Observability

Scani is observability-friendly without being observability-heavy. Structured logs and HTTP healthchecks come out of the box; everything else is opt-in.

Structured logs

Every service uses @scani/logging (pino). Logs go to stdout as single-line JSON in production, pretty-printed in dev.

Env var	Effect
`LOG_LEVEL`	`debug`, `info`, `warn`, `error`. Default `info`.
`LOG_PRETTY`	Pretty-print. Default `false` in production.
`LOG_SQL_QUERIES`	Log every Drizzle query. Default `false`. Useful for short debug sessions; very chatty otherwise.
`LOG_ID_PEPPER`	Required in production. 16+ chars. Pepper used to one-way hash user / tenant / account IDs before they appear in logs. Missing pepper is a hard boot failure in prod.
`SERVICE_NAME`	Set automatically by compose (`api`, `worker`, `data-provider`).
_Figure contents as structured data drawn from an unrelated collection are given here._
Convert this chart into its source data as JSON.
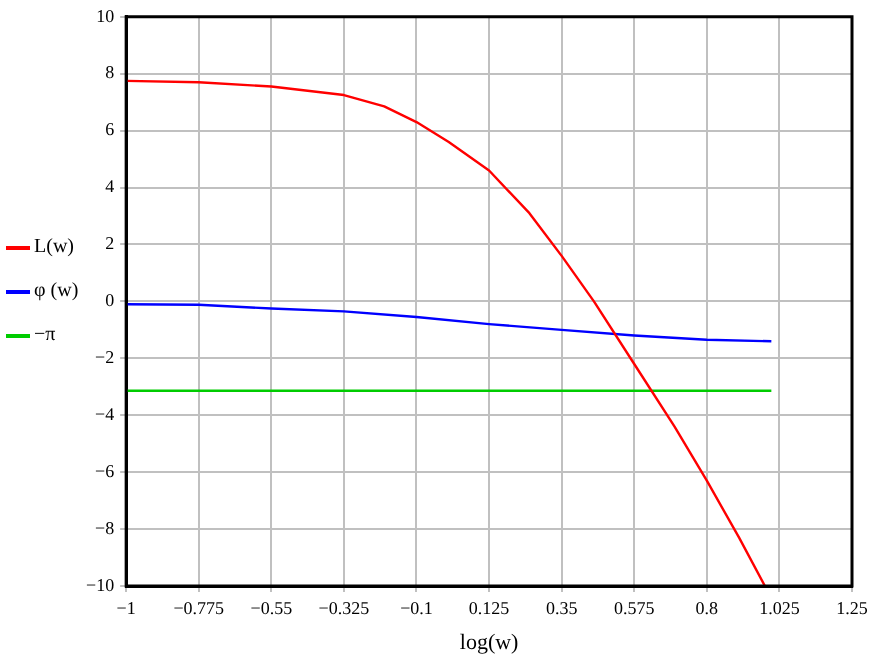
{
  "chart_data": {
    "type": "line",
    "xlabel": "log(w)",
    "x": [
      -1,
      -0.775,
      -0.55,
      -0.325,
      -0.2,
      -0.1,
      0,
      0.125,
      0.25,
      0.35,
      0.45,
      0.575,
      0.7,
      0.8,
      0.9,
      0.98
    ],
    "series": [
      {
        "name": "L(w)",
        "color": "#ff0000",
        "values": [
          7.75,
          7.7,
          7.55,
          7.25,
          6.85,
          6.3,
          5.6,
          4.6,
          3.1,
          1.6,
          0,
          -2.2,
          -4.4,
          -6.3,
          -8.3,
          -10
        ]
      },
      {
        "name": "φ (w)",
        "color": "#0000ff",
        "x": [
          -1,
          -0.775,
          -0.55,
          -0.325,
          -0.1,
          0.125,
          0.35,
          0.575,
          0.8,
          1
        ],
        "values": [
          -0.1,
          -0.12,
          -0.25,
          -0.35,
          -0.55,
          -0.8,
          -1.0,
          -1.2,
          -1.35,
          -1.4
        ]
      },
      {
        "name": "−π",
        "color": "#00cc00",
        "x": [
          -1,
          1
        ],
        "values": [
          -3.14,
          -3.14
        ]
      }
    ],
    "xlim": [
      -1,
      1.25
    ],
    "xticks": [
      -1,
      -0.775,
      -0.55,
      -0.325,
      -0.1,
      0.125,
      0.35,
      0.575,
      0.8,
      1.025,
      1.25
    ],
    "ylim": [
      -10,
      10
    ],
    "yticks": [
      -10,
      -8,
      -6,
      -4,
      -2,
      0,
      2,
      4,
      6,
      8,
      10
    ],
    "grid": true,
    "legend": "left",
    "marker": "none",
    "line_style": "solid"
  }
}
The pepper is what makes the logs safe to ship to a centralised log aggregator. Without it, raw UUIDs would appear in plaintext and correlation across hosts could re-identify users.

Collecting logs

Any container-aware log shipper works. Common setups:

Loki + Promtail / Grafana Alloy — Promtail tails the Docker log driver and forwards to Loki. Grafana queries Loki.
Datadog / New Relic / Honeycomb — install their agent on the host, point it at the Docker socket.
docker compose logs — fine for a one-box deploy.

Sample fields you’ll see:

{
  "level": "info",
  "time": "2026-05-24T11:00:00.000Z",
  "service": "worker",
  "component": "service:PriceGraphService",
  "msg": "convert",
  "fromToken": "<hashed>",
  "toToken": "<hashed>",
  "path": "one-hop-USD",
  "stale": false
}

Healthchecks

Service	Endpoint	Status code
`api`	`GET /health`	`200 {"status":"ok"}` when DB + Redis reachable.
`data-provider`	`GET /health`	Same.
`frontend-app`	`GET /healthz`	Static `200`.
`worker`	none	The worker has no HTTP surface. Liveness is the container being running; readiness is “processed at least one heartbeat job” (visible in BullMQ dashboards).
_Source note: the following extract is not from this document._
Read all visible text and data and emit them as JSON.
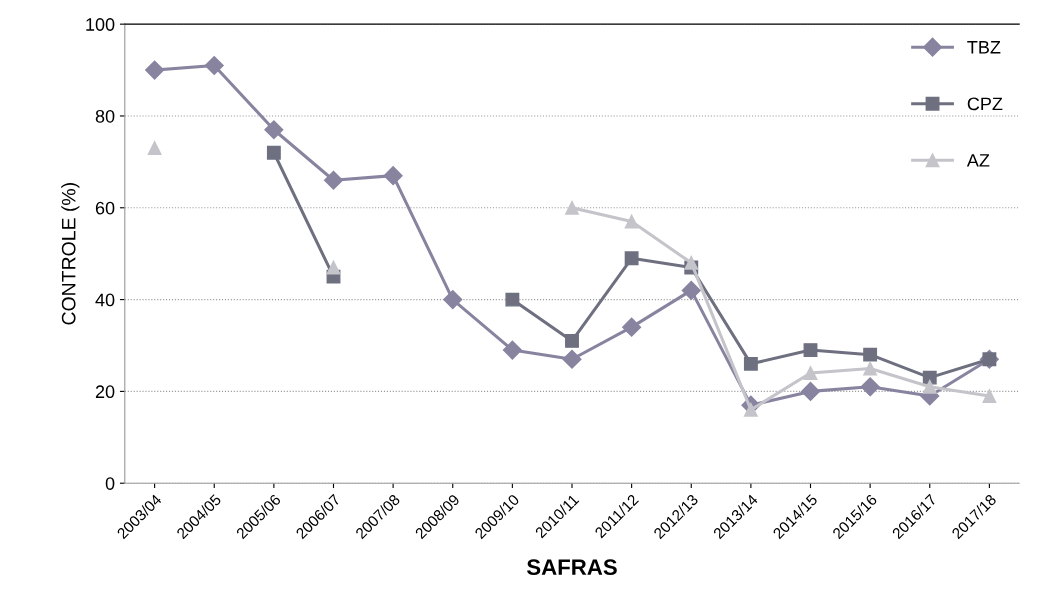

The compose file wires these as Docker healthchecks already; your reverse proxy or load balancer can probe them too.

Sentry (optional)

Server-side:

Variable	Effect
`SENTRY_DSN`	If unset, the SDK is a no-op and nothing leaves the process.
`SENTRY_ENVIRONMENT`	Tag for the release (`production`, `staging`).
`SENTRY_RELEASE`	Release identifier; useful to correlate with deployed image tag.

Browser-side:

Variable	Effect
`VITE_SENTRY_DSN`	Baked into the SPA bundle at build time.
`VITE_SENTRY_ENABLED`	`true` to enable.

Payloads pass through packages/business/shared/src/utils/sentry-scrubber.ts which strips known-credential shapes (apiKey, secret, token, session cookies, integration credentials) before send. Verify yourself before pointing at a shared Sentry project.

Metrics (bring your own)

There is no built-in Prometheus exporter — yet. If you need metrics:

Postgres — install postgres_exporter or use your managed provider’s metrics surface.
Redis — install redis_exporter.
BullMQ queue depth + DLQ depth — the dlq-depth-probe and job-heartbeat-probe scheduled jobs emit warn-level logs when they cross thresholds. Convert to metrics via log-based extraction if your stack supports it (Loki has metrics query type; Honeycomb has BubbleUp).
API request latencies — instrument your reverse proxy (Caddy and nginx both emit access logs with timing).

If you’d like a built-in Prometheus endpoint, open an issue on GitHub — it’s been discussed and there’s no strong reason not to ship one.

Tracing

Not built in. The codebase doesn’t carry OTLP exporters or context propagation. The closest thing is correlation IDs in logs (every request has a requestId, every job has a jobId).

What to alert on

Production-grade alerts to consider:

API /health returning non-200 for > 1 minute → service unhealthy.
DLQ depth > 100 → jobs failing systematically.
Postgres connection saturation → exhausted pool (often the POSTGRES_POOL_MAX vs pooler mismatch).
Disk usage on the postgres-data and minio-data volumes.
Sustained job heartbeat misses (the job-heartbeat-probe reports these).
unpriceableUntil cooldowns piling up on many tokens at once → an upstream pricing provider has changed shape.